Successfully closing IPOs is challenging in these tricky markets. Hong Kong has had its fair share of new listings pulled, delayed or altogether indefinitely postponed over the last year or so. The Securities and Futures Commission’s response has been to turn the screws on new issue sponsors and, now, on auditors.

What is also needed, I would argue, is more flexibility to generate investor demand for these transactions.

Take retail investors. Hong Kong is the only market in the world I know of to apply claw-back triggers. This effectively means that the size of the offer to the public (rather than to institutional investors), which is traditionally set initially at 10% of the total deal, increases in sync with its amount of over-subscription. So, if that 10% tranche is subscribed more than 15 times, its size increases to 30%. If it’s covered more than 50 times, this jumps to 40%. And it can even reach 50% if the retail offering is more than 100 times subscribed.

On occasion, these triggers can be lowered for very large, multibillion dollar deals, so that the public offer doesn’t become unmanageably large in monetary terms. But it has been a long time since this mechanism was triggered for a sizeable IPO. One of the last deals where this was activated in recent times was the IPO of MGM China, in May 2011. This was a fairly isolated event.

The Hong Kong exchange published a survey in April 2012 that concluded that the participation of public investors (in absolute terms) in the stock market had reached an all-time high. However, other statistics available on its website show that, on a relative basis, retail investors’ share of cash market trading has fallen from a high of 34% in 2003-04 to 22.3% in 2010-11. In other words, hedge funds and sovereign wealth funds have replaced Mr and Mrs Wong at the betting counters.

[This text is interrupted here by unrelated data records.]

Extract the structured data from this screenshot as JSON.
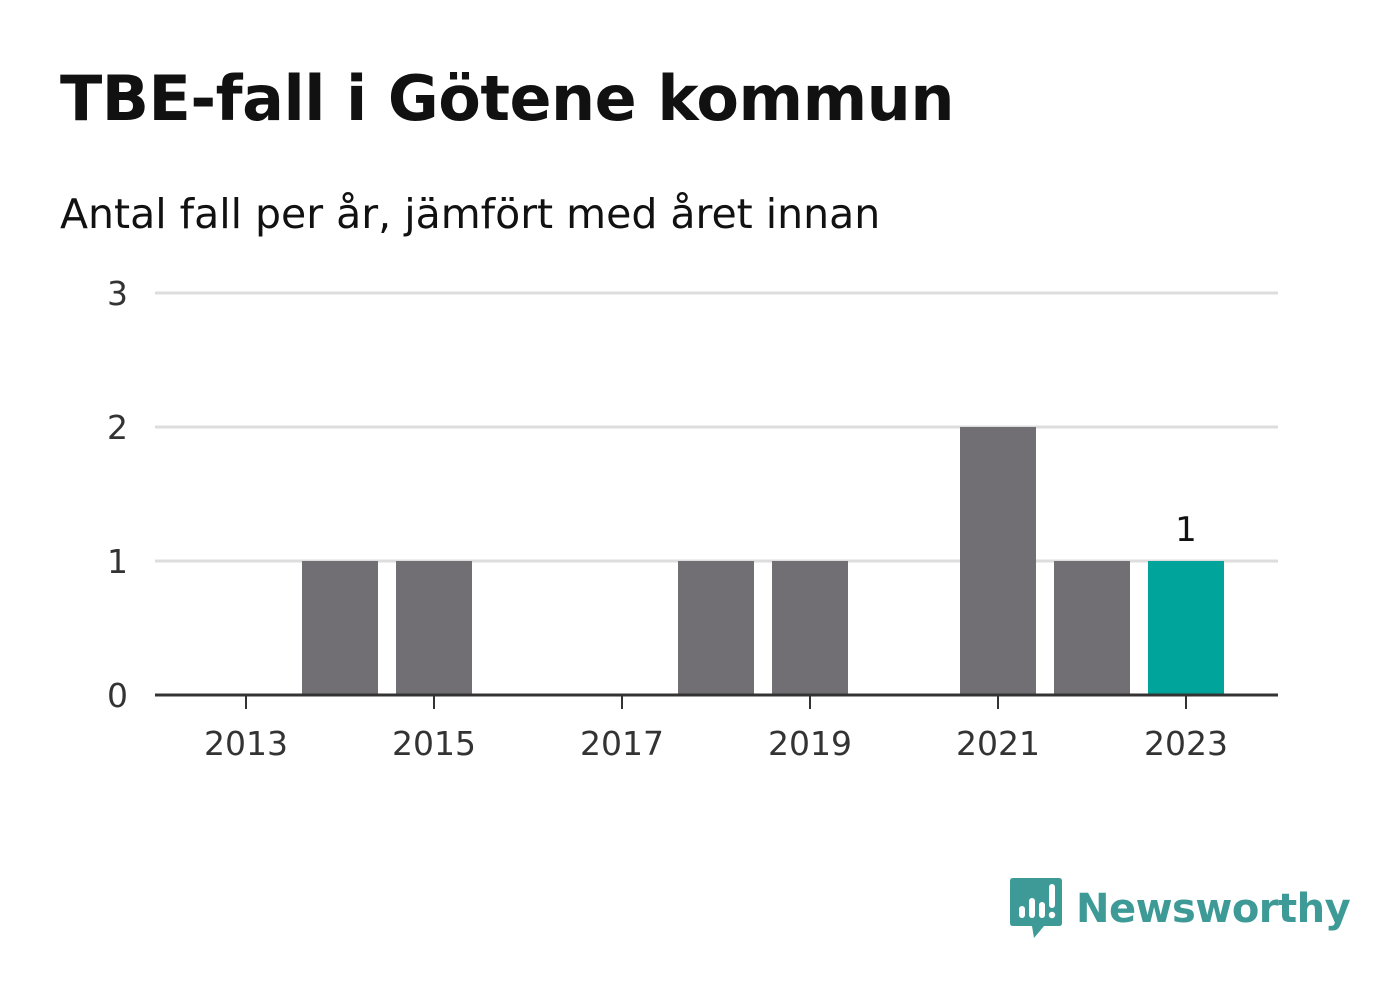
{
  "header": {
    "title": "TBE-fall i Götene kommun",
    "subtitle": "Antal fall per år, jämfört med året innan"
  },
  "brand": {
    "name": "Newsworthy",
    "icon": "bar-chart-speech-bubble-icon",
    "color": "#3d9a96"
  },
  "colors": {
    "bar": "#716f74",
    "highlight": "#00a49a",
    "grid": "#dddddd",
    "axis": "#333333"
  },
  "chart_data": {
    "type": "bar",
    "categories": [
      "2013",
      "2014",
      "2015",
      "2016",
      "2017",
      "2018",
      "2019",
      "2020",
      "2021",
      "2022",
      "2023"
    ],
    "values": [
      0,
      1,
      1,
      0,
      0,
      1,
      1,
      0,
      2,
      1,
      1
    ],
    "highlight_category": "2023",
    "x_tick_labels": [
      "2013",
      "2015",
      "2017",
      "2019",
      "2021",
      "2023"
    ],
    "y_ticks": [
      0,
      1,
      2,
      3
    ],
    "ylim": [
      0,
      3
    ],
    "data_labels": [
      {
        "category": "2023",
        "text": "1"
      }
    ],
    "xlabel": "",
    "ylabel": "",
    "grid": true
  }
}
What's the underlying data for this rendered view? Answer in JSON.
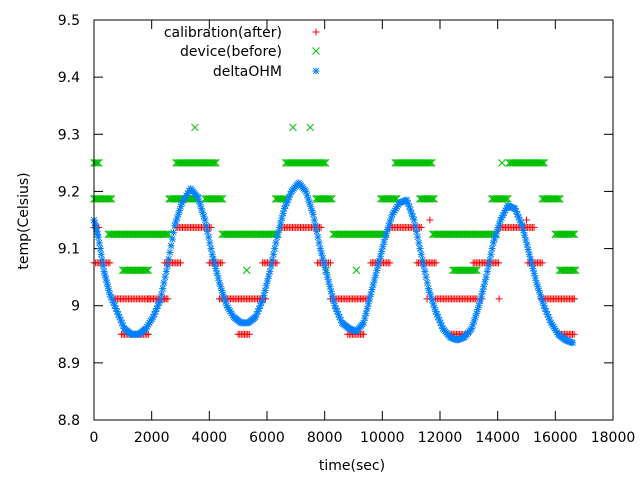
{
  "chart_data": {
    "type": "scatter",
    "xlabel": "time(sec)",
    "ylabel": "temp(Celsius)",
    "xlim": [
      0,
      18000
    ],
    "ylim": [
      8.8,
      9.5
    ],
    "x_ticks": [
      "0",
      "2000",
      "4000",
      "6000",
      "8000",
      "10000",
      "12000",
      "14000",
      "16000",
      "18000"
    ],
    "y_ticks": [
      "8.8",
      "8.9",
      "9",
      "9.1",
      "9.2",
      "9.3",
      "9.4",
      "9.5"
    ],
    "grid": false,
    "legend_position": "top",
    "series": [
      {
        "name": "calibration(after)",
        "marker": "plus",
        "color": "#ff0000",
        "segments": [
          {
            "x0": 0,
            "x1": 200,
            "y": 9.137
          },
          {
            "x0": 0,
            "x1": 220,
            "y": 9.075
          },
          {
            "x0": 220,
            "x1": 600,
            "y": 9.075
          },
          {
            "x0": 700,
            "x1": 1950,
            "y": 9.012
          },
          {
            "x0": 950,
            "x1": 1900,
            "y": 8.95
          },
          {
            "x0": 1900,
            "x1": 2600,
            "y": 9.012
          },
          {
            "x0": 2450,
            "x1": 3050,
            "y": 9.075
          },
          {
            "x0": 2850,
            "x1": 4100,
            "y": 9.137
          },
          {
            "x0": 4000,
            "x1": 4450,
            "y": 9.075
          },
          {
            "x0": 4350,
            "x1": 5950,
            "y": 9.012
          },
          {
            "x0": 5000,
            "x1": 5400,
            "y": 8.95
          },
          {
            "x0": 5850,
            "x1": 6350,
            "y": 9.075
          },
          {
            "x0": 6500,
            "x1": 7900,
            "y": 9.137
          },
          {
            "x0": 7750,
            "x1": 8150,
            "y": 9.075
          },
          {
            "x0": 8200,
            "x1": 9550,
            "y": 9.012
          },
          {
            "x0": 8800,
            "x1": 9400,
            "y": 8.95
          },
          {
            "x0": 9600,
            "x1": 10300,
            "y": 9.075
          },
          {
            "x0": 10250,
            "x1": 11400,
            "y": 9.137
          },
          {
            "x0": 11200,
            "x1": 11900,
            "y": 9.075
          },
          {
            "x0": 11850,
            "x1": 13300,
            "y": 9.012
          },
          {
            "x0": 12350,
            "x1": 13000,
            "y": 8.95
          },
          {
            "x0": 13150,
            "x1": 14050,
            "y": 9.075
          },
          {
            "x0": 14050,
            "x1": 15300,
            "y": 9.137
          },
          {
            "x0": 15050,
            "x1": 15550,
            "y": 9.075
          },
          {
            "x0": 15500,
            "x1": 16700,
            "y": 9.012
          },
          {
            "x0": 16100,
            "x1": 16650,
            "y": 8.95
          }
        ],
        "points": [
          [
            2450,
            9.012
          ],
          [
            8200,
            9.075
          ],
          [
            11550,
            9.012
          ],
          [
            11650,
            9.15
          ],
          [
            13450,
            9.012
          ],
          [
            14050,
            9.012
          ],
          [
            15000,
            9.15
          ],
          [
            16650,
            9.012
          ]
        ]
      },
      {
        "name": "device(before)",
        "marker": "cross",
        "color": "#00c000",
        "segments": [
          {
            "x0": 0,
            "x1": 200,
            "y": 9.25
          },
          {
            "x0": 0,
            "x1": 650,
            "y": 9.187
          },
          {
            "x0": 500,
            "x1": 2600,
            "y": 9.125
          },
          {
            "x0": 1000,
            "x1": 1900,
            "y": 9.062
          },
          {
            "x0": 2600,
            "x1": 3600,
            "y": 9.187
          },
          {
            "x0": 2850,
            "x1": 4250,
            "y": 9.25
          },
          {
            "x0": 3850,
            "x1": 4500,
            "y": 9.187
          },
          {
            "x0": 4450,
            "x1": 6400,
            "y": 9.125
          },
          {
            "x0": 6300,
            "x1": 6650,
            "y": 9.187
          },
          {
            "x0": 6650,
            "x1": 8050,
            "y": 9.25
          },
          {
            "x0": 7700,
            "x1": 8250,
            "y": 9.187
          },
          {
            "x0": 8300,
            "x1": 10150,
            "y": 9.125
          },
          {
            "x0": 9950,
            "x1": 10500,
            "y": 9.187
          },
          {
            "x0": 10450,
            "x1": 11750,
            "y": 9.25
          },
          {
            "x0": 11300,
            "x1": 11800,
            "y": 9.187
          },
          {
            "x0": 11750,
            "x1": 14000,
            "y": 9.125
          },
          {
            "x0": 12450,
            "x1": 13300,
            "y": 9.062
          },
          {
            "x0": 13800,
            "x1": 14400,
            "y": 9.187
          },
          {
            "x0": 14400,
            "x1": 15650,
            "y": 9.25
          },
          {
            "x0": 15550,
            "x1": 16200,
            "y": 9.187
          },
          {
            "x0": 16000,
            "x1": 16700,
            "y": 9.125
          },
          {
            "x0": 16150,
            "x1": 16700,
            "y": 9.062
          }
        ],
        "points": [
          [
            3500,
            9.312
          ],
          [
            5300,
            9.062
          ],
          [
            6900,
            9.312
          ],
          [
            7500,
            9.312
          ],
          [
            8050,
            9.062
          ],
          [
            9100,
            9.062
          ],
          [
            14150,
            9.25
          ]
        ]
      },
      {
        "name": "deltaOHM",
        "marker": "star",
        "color": "#0080ff",
        "curve": [
          [
            0,
            9.15
          ],
          [
            150,
            9.12
          ],
          [
            350,
            9.06
          ],
          [
            550,
            9.02
          ],
          [
            800,
            8.99
          ],
          [
            1050,
            8.96
          ],
          [
            1300,
            8.95
          ],
          [
            1550,
            8.95
          ],
          [
            1800,
            8.96
          ],
          [
            2050,
            8.98
          ],
          [
            2300,
            9.01
          ],
          [
            2550,
            9.07
          ],
          [
            2800,
            9.14
          ],
          [
            3050,
            9.18
          ],
          [
            3350,
            9.205
          ],
          [
            3600,
            9.19
          ],
          [
            3850,
            9.15
          ],
          [
            4100,
            9.09
          ],
          [
            4350,
            9.04
          ],
          [
            4600,
            9.0
          ],
          [
            4850,
            8.98
          ],
          [
            5100,
            8.97
          ],
          [
            5350,
            8.97
          ],
          [
            5600,
            8.98
          ],
          [
            5850,
            9.01
          ],
          [
            6100,
            9.06
          ],
          [
            6350,
            9.12
          ],
          [
            6600,
            9.17
          ],
          [
            6850,
            9.2
          ],
          [
            7100,
            9.215
          ],
          [
            7350,
            9.2
          ],
          [
            7600,
            9.16
          ],
          [
            7850,
            9.1
          ],
          [
            8100,
            9.05
          ],
          [
            8350,
            9.0
          ],
          [
            8600,
            8.97
          ],
          [
            8850,
            8.96
          ],
          [
            9100,
            8.955
          ],
          [
            9350,
            8.97
          ],
          [
            9600,
            9.02
          ],
          [
            9850,
            9.07
          ],
          [
            10100,
            9.12
          ],
          [
            10350,
            9.16
          ],
          [
            10600,
            9.18
          ],
          [
            10850,
            9.185
          ],
          [
            11100,
            9.15
          ],
          [
            11350,
            9.09
          ],
          [
            11600,
            9.03
          ],
          [
            11850,
            8.99
          ],
          [
            12100,
            8.96
          ],
          [
            12350,
            8.945
          ],
          [
            12600,
            8.94
          ],
          [
            12850,
            8.945
          ],
          [
            13100,
            8.96
          ],
          [
            13350,
            9.0
          ],
          [
            13600,
            9.05
          ],
          [
            13850,
            9.11
          ],
          [
            14100,
            9.15
          ],
          [
            14350,
            9.175
          ],
          [
            14600,
            9.17
          ],
          [
            14850,
            9.14
          ],
          [
            15100,
            9.09
          ],
          [
            15350,
            9.04
          ],
          [
            15600,
            9.0
          ],
          [
            15850,
            8.97
          ],
          [
            16100,
            8.95
          ],
          [
            16350,
            8.94
          ],
          [
            16600,
            8.935
          ]
        ]
      }
    ]
  }
}
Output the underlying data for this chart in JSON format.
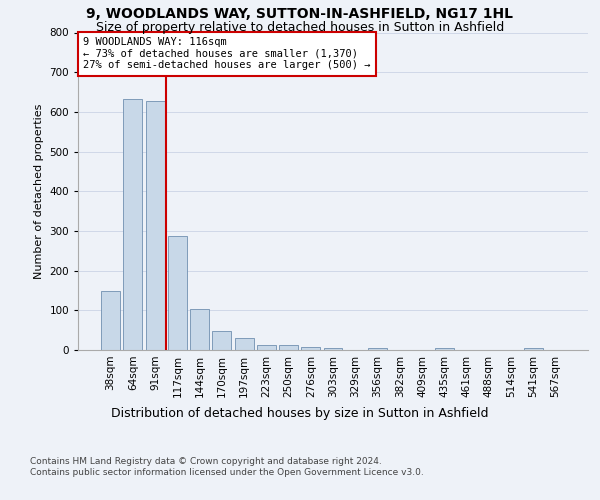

The reality is that rules that were in place to channel the wall of retail demand that flooded the market during the great China IPO boom of the early noughties no longer serve much purpose. In most other markets, retail offer tranches are mid to high single digit in percentage terms. In an ideal world, issuers and their underwriters should be free to set this level as they see fit. Deals appeal to different classes of investors and it may not necessarily be appropriate to systematically lock-in such a high public allocation (margin lenders and retail brokers have another view as they make their living from the public market).

Cornerstone investors are another issue. Unlike in Singapore, Hong Kong continues to insist that cornerstone allocations be locked up (that is, to promise to not sell their shares) for six months following an IPO. But in these volatile markets, many institutional accounts remain wary of such a commitment. This can result either in transactions that fail to secure cornerstones and, accordingly, are unable to generate early momentum (think Graff Diamonds) – or in deals that end up well subscribed in advance by friends and family or industrial companies only, rather than by bona fide market participants (think Milan Station or Huadian Fuxin).

IPO bankers and both their corporate and institutional clients would benefit from new rules. For example, lock ups could be waived for all or part of cornerstone allocations, to secure significant commitments from well-known, quality institutions that have a long-term horizon.

A little bit more flexibility can pay off without sacrificing world-class standards. At number eight, Hong Kong’s global IPO ranking so far this year is hardly lucky.

Philippe Espinasse, a former investment banker, is the author of “IPO: A Global Guide” (HKU Press).